CREATE ROLE bedrock_user LOGIN;

— After running the following line, you will be prompted to enter and note the password for bedrock_user

ALTER USER bedrock_user WITH PASSWORD ‘your_password’;

GRANT ALL ON SCHEMA bedrock_integration TO bedrock_user;

SET SESSION AUTHORIZATION bedrock_user;

CREATE TABLE bedrock_integration.bedrock_kb (

  id uuid PRIMARY KEY,

  embedding vector(1536),

  chunks text,

  metadata json

);

CREATE INDEX ON bedrock_integration.bedrock_kb

  USING hnsw (embedding vector_cosine_ops);

    The Aurora cluster is now set up to be used as a knowledge base for Amazon Bedrock. We’ll now create a secret in Secrets Manager that Amazon Bedrock will use to connect to the cluster.

Create a secret in Secrets Manager

  1. On the Secrets Manager console, create a new secret.
  2. For the Secret type, select Credentials for the Amazon RDS database.
  3. Under Credentials, enter a name for your user (for this post, we use bedrock_user) and the password for that role. (password must match what you have given in the code.)
  4. In the Database section, select the cluster you’re using for the knowledge base.
  5.  For Secret name, enter a name for your secret.
  6. Create the secret

Now, create an S3 bucket where you will upload your text file before creating the Knowledge Base.

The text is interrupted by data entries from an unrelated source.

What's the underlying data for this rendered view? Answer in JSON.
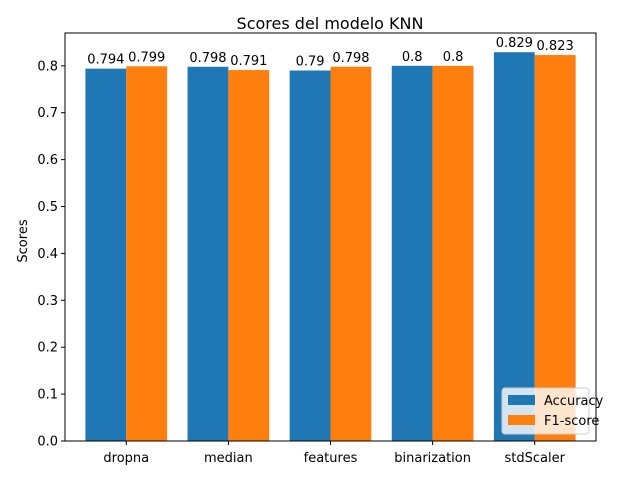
{
  "chart_data": {
    "type": "bar",
    "title": "Scores del modelo KNN",
    "xlabel": "",
    "ylabel": "Scores",
    "categories": [
      "dropna",
      "median",
      "features",
      "binarization",
      "stdScaler"
    ],
    "series": [
      {
        "name": "Accuracy",
        "values": [
          0.794,
          0.798,
          0.79,
          0.8,
          0.829
        ],
        "labels": [
          "0.794",
          "0.798",
          "0.79",
          "0.8",
          "0.829"
        ],
        "color": "#1f77b4"
      },
      {
        "name": "F1-score",
        "values": [
          0.799,
          0.791,
          0.798,
          0.8,
          0.823
        ],
        "labels": [
          "0.799",
          "0.791",
          "0.798",
          "0.8",
          "0.823"
        ],
        "color": "#ff7f0e"
      }
    ],
    "ylim": [
      0,
      0.87
    ],
    "yticks": [
      "0.0",
      "0.1",
      "0.2",
      "0.3",
      "0.4",
      "0.5",
      "0.6",
      "0.7",
      "0.8"
    ],
    "grid": false,
    "legend_position": "lower-right"
  }
}
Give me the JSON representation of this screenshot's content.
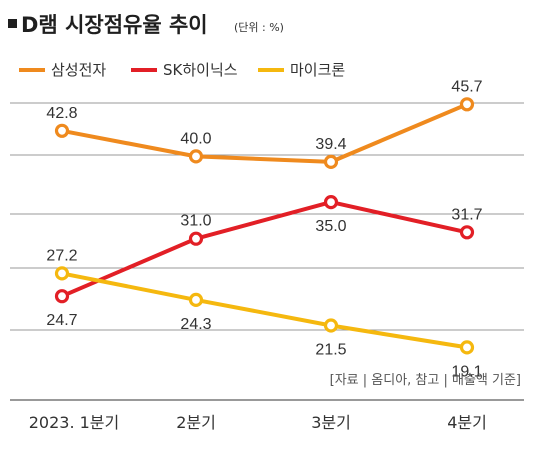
{
  "title": "D램 시장점유율 추이",
  "unit": "(단위 : %)",
  "source": "[자료 | 옴디아, 참고 | 매출액 기준]",
  "chart_data": {
    "type": "line",
    "title": "D램 시장점유율 추이",
    "unit": "(단위 : %)",
    "categories": [
      "2023. 1분기",
      "2분기",
      "3분기",
      "4분기"
    ],
    "series": [
      {
        "name": "삼성전자",
        "color": "#ef8a1e",
        "values": [
          42.8,
          40.0,
          39.4,
          45.7
        ]
      },
      {
        "name": "SK하이닉스",
        "color": "#e21f26",
        "values": [
          24.7,
          31.0,
          35.0,
          31.7
        ]
      },
      {
        "name": "마이크론",
        "color": "#f5b80f",
        "values": [
          27.2,
          24.3,
          21.5,
          19.1
        ]
      }
    ],
    "legend_position": "top-left",
    "grid": "horizontal"
  }
}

Create a knowledge base for Amazon Bedrock

  1. On the Amazon Bedrock console, choose Knowledge base under Orchestration in the navigation pane.
  2. Choose Create knowledge base.
  3. For Knowledge base name¸, enter a name.
  4. For the Runtime role, select Create and use a new service role and enter a service role name.
  5. Choose Next.
  1. For Choose an archive in S3, select the S3 bucket to use as a data source and choose Choose.
  2. For the Embeddings model, select your model (for this post, we use Amazon Titan Embeddings G1 – Text).
  3. For the Vector database, select Choose a vector store you have created and select Amazon Aurora.
  1. Provide the following additional information (note the examples we use for this post):
    1. For Amazon Aurora DB Cluster ARN, enter the ARN you saved when creating your Aurora cluster.
    2. For Database name, enter postgres.
    3. For Table name, enter bedrock_integration.bedrock_kb.
    4. For Secret ARN, enter the ARN you saved when creating the secret for bedrock_user.
    5. For the Vector field, enter the embedding.
    6. For the Text field, enter chunks.
    7. For the Bedrock-managed metadata field, enter metadata.
    8. For the Primary key, enter id.
  1. Choose Next.

     11. Review the summary page and choose Sync.

            This begins the process of converting the unstructured data stored in the S3 bucket into embeddings and storing them in your Aurora cluster.

  1. Click ‘Select Model’ choose Anthropic Claude 2. Then Sync. Then ask a question and get a response.